To better understand the descriptions, I suggest the reader to refer to this paper (http://people.csail.mit.edu/chiaying/publications/acl2012.pdf). I'll use terminologies that are consistent with those used in that paper.
- bound.cc: represents the boundary variables. A bound object consists of a few speech feature frames.
- segment.cc: represents the segments. A segment object consists of one or more bound objects.
- cluster.cc: represents an automatically discovered unit. You can think of each cluster as a phone unit.
- config.cc: sets up all the experiment configuration.
- datum.cc: represents an input speech utterance.
- gmm.cc: an implementation of a Gaussian mixture model.
- mixture.cc: a Gaussian mixture component.

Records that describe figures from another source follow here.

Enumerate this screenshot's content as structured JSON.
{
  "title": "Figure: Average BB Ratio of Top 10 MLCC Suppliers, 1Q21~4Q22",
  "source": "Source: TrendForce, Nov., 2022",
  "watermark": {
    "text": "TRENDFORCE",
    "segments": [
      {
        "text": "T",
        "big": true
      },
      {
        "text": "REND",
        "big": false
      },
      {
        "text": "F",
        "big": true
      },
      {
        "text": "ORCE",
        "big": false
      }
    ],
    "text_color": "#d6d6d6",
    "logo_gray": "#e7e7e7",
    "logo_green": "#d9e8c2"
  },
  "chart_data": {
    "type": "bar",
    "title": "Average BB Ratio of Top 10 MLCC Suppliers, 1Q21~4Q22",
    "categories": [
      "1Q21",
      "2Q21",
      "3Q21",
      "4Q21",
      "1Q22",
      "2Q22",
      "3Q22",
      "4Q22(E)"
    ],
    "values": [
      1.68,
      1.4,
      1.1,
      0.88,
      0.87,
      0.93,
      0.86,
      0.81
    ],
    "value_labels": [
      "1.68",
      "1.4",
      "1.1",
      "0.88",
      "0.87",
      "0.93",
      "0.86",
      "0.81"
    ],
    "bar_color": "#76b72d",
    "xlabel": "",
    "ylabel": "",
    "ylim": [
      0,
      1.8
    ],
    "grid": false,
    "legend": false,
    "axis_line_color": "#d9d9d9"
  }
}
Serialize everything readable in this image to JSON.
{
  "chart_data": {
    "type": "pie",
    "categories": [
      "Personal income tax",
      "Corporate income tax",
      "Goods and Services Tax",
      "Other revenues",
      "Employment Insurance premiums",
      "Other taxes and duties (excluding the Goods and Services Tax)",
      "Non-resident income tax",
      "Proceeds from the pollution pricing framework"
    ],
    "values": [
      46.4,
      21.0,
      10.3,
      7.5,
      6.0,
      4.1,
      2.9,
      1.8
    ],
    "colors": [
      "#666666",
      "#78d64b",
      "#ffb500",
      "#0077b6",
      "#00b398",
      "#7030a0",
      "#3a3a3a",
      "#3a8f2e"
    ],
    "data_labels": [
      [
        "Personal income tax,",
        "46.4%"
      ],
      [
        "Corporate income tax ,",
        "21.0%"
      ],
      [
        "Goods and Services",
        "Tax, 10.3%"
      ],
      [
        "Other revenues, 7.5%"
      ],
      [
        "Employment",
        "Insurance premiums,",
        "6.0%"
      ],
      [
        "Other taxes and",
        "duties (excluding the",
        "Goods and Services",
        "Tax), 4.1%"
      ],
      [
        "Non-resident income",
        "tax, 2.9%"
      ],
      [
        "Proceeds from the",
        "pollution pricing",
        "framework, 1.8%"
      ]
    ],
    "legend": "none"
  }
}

- sampler.cc: contains code for doing the sampling-based inference steps.
Test Data
In the exps
folder, I've put the data I used to run one of the experiments reported in my TACL paper. You should be able to run it by doing 18.06-1999-L02.dphmm.sh
after you change the path to the compiled binary, whose name will be adaptor
. I haven't tested it, so let me know if it doesn't work -- just shoot me an email (chiaying@csail.mit.edu).
Updates
Jun-26-2016
- Added data for all the lectures used in the experiments reported in the TACL paper.
- Added the scripts folder, where you can find the scripts that map the discovered plus to words.
Jan-08-2016
Matthew Goldstein has pointed out that the path to the MKL libary needs to be changed for some *.d files in order to compile and run the source code.